Once it completes half a circle, it's back out of the field & headed back to the left, displaced by 4 cm.
 The velocity is the left, but the force is up
 I'll give it another shot $$\frac{mv^2}{r} = qvB$$ $$v = \frac{rqB}{m}$$ $$\bar{v}t = \Delta x$$ $$\frac{rqBt}{m} = \pi r$$ $$t = \frac{\pi m}{qB}$$
 Sigh...I am alone again.
 What exactly do you mean by displaced by 4cm? Isn't it going in an arc?

Mentor
 Quote by flyingpig The velocity is the left, but the force is up
$$\vec{v}$$ is to the right, so $$-e\vec{v}$$ is to the left, so, yes, the force is upward, on the page, initially, where q = -e.
 Quote by flyingpig I'll give it another shot $$\frac{mv^2}{r} = qvB$$ $$v = \frac{rqB}{m}$$ $$\bar{v}t = \Delta x$$ $$\frac{rqBt}{m} = \pi r$$ $$t = \frac{\pi m}{qB}$$
The radius is given in the statement of the problem -- although not directly.

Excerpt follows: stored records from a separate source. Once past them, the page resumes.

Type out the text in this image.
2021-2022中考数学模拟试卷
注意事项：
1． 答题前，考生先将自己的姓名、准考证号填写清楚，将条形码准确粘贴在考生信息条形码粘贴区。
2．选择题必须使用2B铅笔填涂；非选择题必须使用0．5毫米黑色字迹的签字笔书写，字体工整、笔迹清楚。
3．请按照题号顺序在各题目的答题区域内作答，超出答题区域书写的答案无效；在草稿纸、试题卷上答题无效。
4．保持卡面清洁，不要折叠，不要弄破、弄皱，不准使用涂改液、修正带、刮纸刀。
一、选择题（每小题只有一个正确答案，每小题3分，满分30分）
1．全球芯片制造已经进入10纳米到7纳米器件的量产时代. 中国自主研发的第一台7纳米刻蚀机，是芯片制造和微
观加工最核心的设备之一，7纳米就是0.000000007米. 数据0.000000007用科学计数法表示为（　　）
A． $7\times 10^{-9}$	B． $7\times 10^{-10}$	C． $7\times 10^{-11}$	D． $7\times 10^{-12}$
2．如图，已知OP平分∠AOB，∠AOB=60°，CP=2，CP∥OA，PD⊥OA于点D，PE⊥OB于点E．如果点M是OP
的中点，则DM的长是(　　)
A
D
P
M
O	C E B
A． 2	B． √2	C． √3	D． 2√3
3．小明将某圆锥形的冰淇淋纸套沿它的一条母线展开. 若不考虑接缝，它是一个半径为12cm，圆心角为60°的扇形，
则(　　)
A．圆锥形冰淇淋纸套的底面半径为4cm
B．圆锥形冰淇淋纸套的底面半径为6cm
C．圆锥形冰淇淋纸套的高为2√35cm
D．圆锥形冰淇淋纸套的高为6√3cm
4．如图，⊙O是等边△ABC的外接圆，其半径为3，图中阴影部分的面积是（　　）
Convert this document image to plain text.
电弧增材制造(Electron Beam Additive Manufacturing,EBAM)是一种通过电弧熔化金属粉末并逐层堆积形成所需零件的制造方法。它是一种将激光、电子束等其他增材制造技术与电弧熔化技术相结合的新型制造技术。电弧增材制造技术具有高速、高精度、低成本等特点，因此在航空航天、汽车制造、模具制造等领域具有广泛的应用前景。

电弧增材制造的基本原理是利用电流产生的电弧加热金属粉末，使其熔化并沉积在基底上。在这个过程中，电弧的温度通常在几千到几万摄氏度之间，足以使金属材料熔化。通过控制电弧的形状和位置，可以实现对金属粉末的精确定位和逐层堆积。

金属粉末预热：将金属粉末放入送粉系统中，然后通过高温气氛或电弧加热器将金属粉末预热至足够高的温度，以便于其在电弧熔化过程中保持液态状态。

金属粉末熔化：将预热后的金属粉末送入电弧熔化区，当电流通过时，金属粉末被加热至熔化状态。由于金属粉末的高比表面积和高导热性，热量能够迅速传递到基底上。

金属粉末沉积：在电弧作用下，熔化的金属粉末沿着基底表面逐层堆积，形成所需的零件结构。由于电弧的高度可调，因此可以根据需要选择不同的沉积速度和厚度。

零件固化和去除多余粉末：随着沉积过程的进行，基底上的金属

So, you should be able to find the velocity, and thus the Kinetic Energy.
 Quote by flyingpig What exactly do you mean by displaced by 4cm? Isn't it going in an arc?
After the electron leaves the region with the B-field, it again travels in a straight line. This line is 4 cm from the electron's initial line of flight.
 Is my answer wrong then...? For time

Mentor
 Quote by flyingpig Is my answer wrong then...? For time
It looks like it's correct !

Find the speed, then the Kinetic Energy.
 Sammy, I am still confused about the KE part, is it asking when it comes out? Or the change in KE during the whole process? If it is the whole trip, how do I find the tangential force?
 Mentor Lorentz Force is perpendicular to the direction of motion (cross product) at all times. Therefore, the Lorentz Force does NO work on the electron, so KE is constant. Io find KE, you need to find v. What is r for the circular portion of the motion?
 I feel like you are trying to lead me to saying it is 2cm...but it isn't. When I mean tangential force, I don't mean the centripetal force I mean the one that's parallel to the tangential velocity
 Mentor Read my previous post about the Lorentz Force. And, YES, r is definitely 2 cm.
 No the Lorentz Force = centripetal force, which not the force I am talking about. How do I find the force that is parallel to the tangential velocity si what I am asking.
 Mentor There is NO other force in this problem.